Move beyond passive chatbots and discover how autonomous AI agents perceive, reason, and act in the real world by connecting to custom data and external tools.
In this comprehensive presentation and workshop guide, Patrick Eichler (Cloud Architect & SRE at YunaCloud) breaks down the massive ecosystem required to build production-grade AI agents. Whether you are looking to automate data analytics, streamline software development, or build a personalized AI assistant, this deck provides both the theoretical foundation and the practical code architecture to get started.
Key Topics Covered:
- The Anatomy of an Agent: Understanding the shift from "Talkers" to "Doers" and the four core pillars of autonomous systems: The Brain (LLMs), Memory, Planning, and Tools.
- The ReAct Loop: How agents continuously operate using the Reasoning + Acting pattern (Think, Act, Observe) to achieve complex goals.
- Retrieval-Augmented Generation (RAG): Transforming LLMs from a "closed-book" state to an "open-book" system. Learn the pipeline of document chunking, text embeddings, and vector database retrieval to ground AI responses and prevent hallucinations.
- Model Context Protocol (MCP): A deep dive into the "USB-C for AI." Learn how this open standard solves the complex integration problem, allowing AI models to safely and standardly connect to APIs, databases, and local filesystems.

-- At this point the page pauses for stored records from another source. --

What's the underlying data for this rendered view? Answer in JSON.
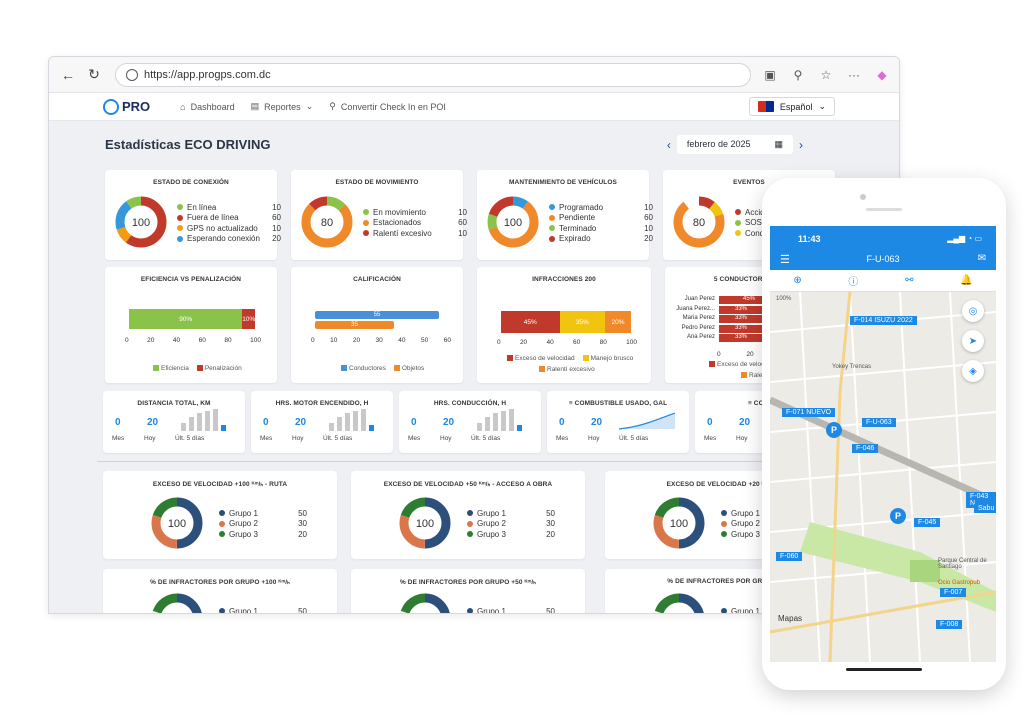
{
  "browser": {
    "url": "https://app.progps.com.dc"
  },
  "appbar": {
    "logo": "PRO",
    "menu": [
      "Dashboard",
      "Reportes",
      "Convertir Check In en POI"
    ],
    "language": "Español"
  },
  "page": {
    "title": "Estadísticas ECO DRIVING",
    "date": "febrero de 2025"
  },
  "donut_cards": [
    {
      "title": "ESTADO DE CONEXIÓN",
      "center": "100",
      "items": [
        {
          "label": "En línea",
          "value": "10",
          "color": "#8bc34a"
        },
        {
          "label": "Fuera de línea",
          "value": "60",
          "color": "#c0392b"
        },
        {
          "label": "GPS no actualizado",
          "value": "10",
          "color": "#f39c12"
        },
        {
          "label": "Esperando conexión",
          "value": "20",
          "color": "#3498db"
        }
      ]
    },
    {
      "title": "ESTADO DE MOVIMIENTO",
      "center": "80",
      "items": [
        {
          "label": "En movimiento",
          "value": "10",
          "color": "#8bc34a"
        },
        {
          "label": "Estacionados",
          "value": "60",
          "color": "#f0892a"
        },
        {
          "label": "Ralentí excesivo",
          "value": "10",
          "color": "#c0392b"
        }
      ]
    },
    {
      "title": "MANTENIMIENTO DE VEHÍCULOS",
      "center": "100",
      "items": [
        {
          "label": "Programado",
          "value": "10",
          "color": "#3498db"
        },
        {
          "label": "Pendiente",
          "value": "60",
          "color": "#f0892a"
        },
        {
          "label": "Terminado",
          "value": "10",
          "color": "#8bc34a"
        },
        {
          "label": "Expirado",
          "value": "20",
          "color": "#c0392b"
        }
      ]
    },
    {
      "title": "EVENTOS",
      "center": "80",
      "items": [
        {
          "label": "Accide",
          "value": "",
          "color": "#c0392b"
        },
        {
          "label": "SOS",
          "value": "",
          "color": "#8bc34a"
        },
        {
          "label": "Condu",
          "value": "",
          "color": "#f1c40f"
        }
      ]
    }
  ],
  "eficiencia": {
    "title": "EFICIENCIA VS PENALIZACIÓN",
    "bar_labels": [
      "90%",
      "10%"
    ],
    "axis": [
      "0",
      "20",
      "40",
      "60",
      "80",
      "100"
    ],
    "legend": [
      "Eficiencia",
      "Penalización"
    ]
  },
  "calificacion": {
    "title": "CALIFICACIÓN",
    "bar_labels": [
      "55",
      "35"
    ],
    "axis": [
      "0",
      "10",
      "20",
      "30",
      "40",
      "50",
      "60"
    ],
    "legend": [
      "Conductores",
      "Objetos"
    ]
  },
  "infracciones": {
    "title": "INFRACCIONES 200",
    "bar_labels": [
      "45%",
      "35%",
      "20%"
    ],
    "axis": [
      "0",
      "20",
      "40",
      "60",
      "80",
      "100"
    ],
    "legend": [
      "Exceso de velocidad",
      "Manejo brusco",
      "Ralentí excesivo"
    ]
  },
  "top_conductores": {
    "title": "5 CONDUCTORES CON",
    "names": [
      "Juan Perez",
      "Juana Perez...",
      "Maria Perez",
      "Pedro Perez",
      "Ana Perez"
    ],
    "values": [
      "45%",
      "33%",
      "33%",
      "33%",
      "33%"
    ],
    "axis": [
      "0",
      "20",
      "4"
    ],
    "legend": [
      "Exceso de velocid",
      "Ralent"
    ]
  },
  "stat_cards": [
    {
      "title": "DISTANCIA TOTAL, KM",
      "mes": "0",
      "hoy": "20"
    },
    {
      "title": "HRS. MOTOR ENCENDIDO, H",
      "mes": "0",
      "hoy": "20"
    },
    {
      "title": "HRS. CONDUCCIÓN, H",
      "mes": "0",
      "hoy": "20"
    },
    {
      "title": "≡ COMBUSTIBLE USADO, GAL",
      "mes": "0",
      "hoy": "20"
    },
    {
      "title": "≡ COSTO C",
      "mes": "0",
      "hoy": "20"
    }
  ],
  "stat_labels": {
    "mes": "Mes",
    "hoy": "Hoy",
    "ult": "Últ. 5 días"
  },
  "group_cards": [
    {
      "title": "EXCESO DE VELOCIDAD +100 ᴷᵐ/ₕ - RUTA",
      "center": "100"
    },
    {
      "title": "EXCESO DE VELOCIDAD +50 ᴷᵐ/ₕ - ACCESO A OBRA",
      "center": "100"
    },
    {
      "title": "EXCESO DE VELOCIDAD +20 ᴷᵐ/ₕ -",
      "center": "100"
    }
  ],
  "groups": [
    {
      "label": "Grupo 1",
      "value": "50",
      "color": "#2c4f7c"
    },
    {
      "label": "Grupo 2",
      "value": "30",
      "color": "#d9774a"
    },
    {
      "label": "Grupo 3",
      "value": "20",
      "color": "#2e7d32"
    }
  ],
  "infractor_cards": [
    {
      "title": "% DE INFRACTORES POR GRUPO +100 ᴷᵐ/ₕ"
    },
    {
      "title": "% DE INFRACTORES POR GRUPO +50 ᴷᵐ/ₕ"
    },
    {
      "title": "% DE INFRACTORES POR GRUPO"
    }
  ],
  "phone": {
    "time": "11:43",
    "title": "F-U-063",
    "vehicles": [
      "F-014 ISUZU 2022",
      "F-071 NUEVO",
      "F-U-063",
      "F-046",
      "F-045",
      "F-043 N",
      "Sabu",
      "F-060",
      "F-007",
      "F-008"
    ],
    "map_labels": [
      "Yokey Trencas",
      "Parque Central de Santiago",
      "Ocio Gastropub",
      "Mapas"
    ],
    "scale": "100%",
    "parking": "P"
  }
}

- Practical Workshop (The Autonomous Study Buddy): A step-by-step walkthrough on building a local AI agent using Node.js, the Gemini API, and Docker (for Redis persistent memory).

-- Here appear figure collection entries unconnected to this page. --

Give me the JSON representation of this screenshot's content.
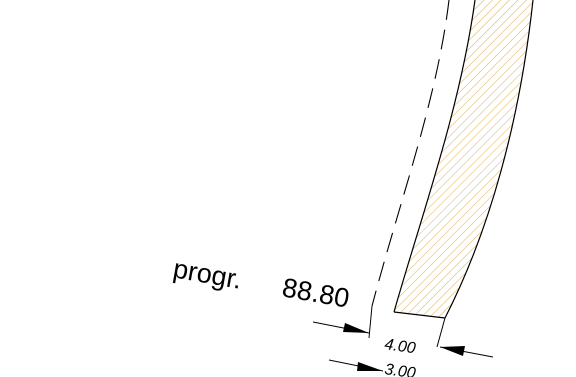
{
  "section": {
    "progressive_prefix": "progr.",
    "progressive_value": "88.80"
  },
  "dimensions": {
    "upper": "4.00",
    "lower": "3.00"
  },
  "colors": {
    "line": "#000000",
    "hatch": "#d9a441",
    "background": "#ffffff"
  }
}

- Production Security & Guardrails: Real-world challenges like unintended loops, compounding errors, and over-permissioning, and how to solve them using observability, human-in-the-loop designs, and enterprise tools like GCP Model Armor.
Perfect For: Cloud architects, software developers, and AI enthusiasts looking to bridge the gap between basic generative AI and autonomous, tool-wielding agentic workflows.